Enquanto isso, cerca de 45 dias após a implantação de medidas de distanciamento social que implicaram no fechamento das empresas que não atuam em atividades essenciais, os efeitos positivos sobre o achatamento da curva epidemiológica, que tem evitado o colapso do nosso já frágil sistema de saúde, vem servindo para o aumento da pressão do setor empresarial em favor da sua flexibilização.
Considero que nós não temos o direito de ignorar o que aconteceu e continua acontecendo mundo afora e acreditar que aqui seremos uma privilegiada exceção, um lugar que, por alguma razão misteriosa, o vírus teria pouco interesse em atacar.
É preciso que os líderes empresariais entendam que o dano econômico já se instalou e ainda vai se agravar. Sua mitigação, os demais países estão mostrando, não se dará pelo relaxamento das medidas de isolamento, senão pela ação efetiva dos governos centrais em socorro às pessoas e às empresas.
Ao invés de pressionar os governos estaduais e municipais pela abertura dos estabelecimentos, na contramão da ciência e do bom senso, o certo é cobrar enfaticamente do governo federal medidas mais efetivas, para além daquelas tímidas e absolutamente insuficientes e desproporcionais até agora apresentadas.
Para se ter uma ideia, em termos comparativos e tomando por base o percentual do PIB nacional aplicado no combate à pandemia até agora, tem-se: Alemanha, 25%; Reino Unido e Espanha: 17%; EUA: 11%; Brasil: 4%.
E de onde virá o dinheiro, se supostamente o país estava quebrado e as contas públicas deterioradas?
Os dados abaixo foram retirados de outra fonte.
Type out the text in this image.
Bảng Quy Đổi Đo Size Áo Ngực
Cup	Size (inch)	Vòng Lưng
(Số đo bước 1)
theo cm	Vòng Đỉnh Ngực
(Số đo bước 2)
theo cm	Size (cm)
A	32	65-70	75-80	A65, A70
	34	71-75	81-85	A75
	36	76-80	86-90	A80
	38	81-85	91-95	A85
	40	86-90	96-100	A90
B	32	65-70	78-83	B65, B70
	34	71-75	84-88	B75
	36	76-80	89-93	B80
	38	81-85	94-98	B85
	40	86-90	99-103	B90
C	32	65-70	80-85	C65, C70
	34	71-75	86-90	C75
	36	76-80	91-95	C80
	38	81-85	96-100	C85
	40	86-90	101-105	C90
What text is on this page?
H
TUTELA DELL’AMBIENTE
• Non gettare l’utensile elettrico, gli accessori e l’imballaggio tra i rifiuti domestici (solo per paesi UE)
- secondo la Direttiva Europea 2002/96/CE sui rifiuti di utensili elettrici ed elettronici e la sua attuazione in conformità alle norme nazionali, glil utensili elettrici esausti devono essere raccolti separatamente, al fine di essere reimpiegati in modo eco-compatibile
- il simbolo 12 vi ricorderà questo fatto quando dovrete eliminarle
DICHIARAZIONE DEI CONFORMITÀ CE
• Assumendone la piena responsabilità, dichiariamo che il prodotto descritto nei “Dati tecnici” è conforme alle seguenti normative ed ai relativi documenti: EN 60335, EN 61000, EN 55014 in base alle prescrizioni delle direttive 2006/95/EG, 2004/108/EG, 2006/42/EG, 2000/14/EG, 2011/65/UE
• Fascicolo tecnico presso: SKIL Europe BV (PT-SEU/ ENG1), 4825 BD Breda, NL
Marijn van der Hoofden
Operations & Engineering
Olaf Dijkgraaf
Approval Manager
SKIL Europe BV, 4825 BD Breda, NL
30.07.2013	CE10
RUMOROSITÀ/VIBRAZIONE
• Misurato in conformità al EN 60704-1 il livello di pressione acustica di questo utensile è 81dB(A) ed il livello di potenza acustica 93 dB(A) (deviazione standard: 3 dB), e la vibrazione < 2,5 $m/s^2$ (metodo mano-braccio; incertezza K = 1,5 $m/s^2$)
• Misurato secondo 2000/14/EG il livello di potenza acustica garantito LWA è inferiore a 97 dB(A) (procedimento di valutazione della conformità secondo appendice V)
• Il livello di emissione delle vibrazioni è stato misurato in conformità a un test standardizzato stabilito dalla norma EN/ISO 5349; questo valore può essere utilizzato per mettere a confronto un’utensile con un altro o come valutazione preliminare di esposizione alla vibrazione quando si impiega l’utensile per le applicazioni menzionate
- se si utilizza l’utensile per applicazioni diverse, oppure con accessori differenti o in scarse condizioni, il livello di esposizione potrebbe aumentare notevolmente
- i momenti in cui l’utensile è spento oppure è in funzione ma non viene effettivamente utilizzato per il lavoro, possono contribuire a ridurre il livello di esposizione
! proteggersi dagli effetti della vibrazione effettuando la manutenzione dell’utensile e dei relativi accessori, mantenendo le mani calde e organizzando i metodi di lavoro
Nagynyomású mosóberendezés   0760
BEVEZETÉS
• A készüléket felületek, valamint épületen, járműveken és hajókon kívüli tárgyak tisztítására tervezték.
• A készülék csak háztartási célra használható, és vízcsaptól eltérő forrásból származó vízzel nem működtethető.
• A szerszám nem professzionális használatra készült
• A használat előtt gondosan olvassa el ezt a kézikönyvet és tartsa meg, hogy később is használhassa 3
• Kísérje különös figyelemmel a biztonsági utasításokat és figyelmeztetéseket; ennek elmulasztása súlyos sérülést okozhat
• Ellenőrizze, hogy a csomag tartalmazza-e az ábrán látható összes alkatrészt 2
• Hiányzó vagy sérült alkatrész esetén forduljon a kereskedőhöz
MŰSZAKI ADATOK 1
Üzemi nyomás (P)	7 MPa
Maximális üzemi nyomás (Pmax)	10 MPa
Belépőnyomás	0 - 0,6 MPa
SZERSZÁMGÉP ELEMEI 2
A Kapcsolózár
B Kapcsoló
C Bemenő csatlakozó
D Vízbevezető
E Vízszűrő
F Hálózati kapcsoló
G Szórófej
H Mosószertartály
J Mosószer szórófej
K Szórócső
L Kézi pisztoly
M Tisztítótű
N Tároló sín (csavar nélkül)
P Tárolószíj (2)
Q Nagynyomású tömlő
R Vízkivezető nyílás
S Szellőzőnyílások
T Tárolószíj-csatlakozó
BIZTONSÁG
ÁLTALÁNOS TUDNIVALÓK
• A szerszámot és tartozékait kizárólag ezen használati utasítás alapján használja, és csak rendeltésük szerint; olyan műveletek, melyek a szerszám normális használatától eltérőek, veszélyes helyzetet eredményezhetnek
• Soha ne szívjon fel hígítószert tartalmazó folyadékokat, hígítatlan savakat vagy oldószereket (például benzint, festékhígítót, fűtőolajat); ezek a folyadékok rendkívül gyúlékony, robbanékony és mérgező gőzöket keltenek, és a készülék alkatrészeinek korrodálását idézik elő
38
Primeiramente, o vírus está desnudando um vasto conjunto de falácias repetida e insistentemente ditas desde 2014. Em segundo lugar, desde o liberal Henrique Meirelles, passando por Bresser Pereira, até chegar em Laura Carvalho, há um consenso em torno da capacidade do governo em aumentar seu endividamento e, se preciso, emitir moeda por meio da compra de novos títulos da dívida pelo Banco Central, como estão fazendo Estados Unidos, Japão, Canadá e Reino Unido.
Finalizo essa reflexão transcrevendo trechos de um manifesto subscrito por um grupo de respeitadíssimos economistas, dentre os quais Monica de Bolle, Gabriel Galípolo e Luiz Gonzaga Belluzzo, publicado semana passada na Folha de São Paulo (3): “Colocar a economia acima da vida é reconhecer o fracasso da humanidade. Com a atividade econômica parada, acionar os canhões fiscais e monetários do Estado para manter as famílias em casa é a única e necessária saída. Dizer que não há fontes de recursos é faltar com a verdade. Nossas regras fiscais são autoimposições que nos protegem dos excessos em tempos normais. Apegar-se a elas em meio a uma calamidade sem precedentes equivale a mentir para a população e para os estados e municípios”.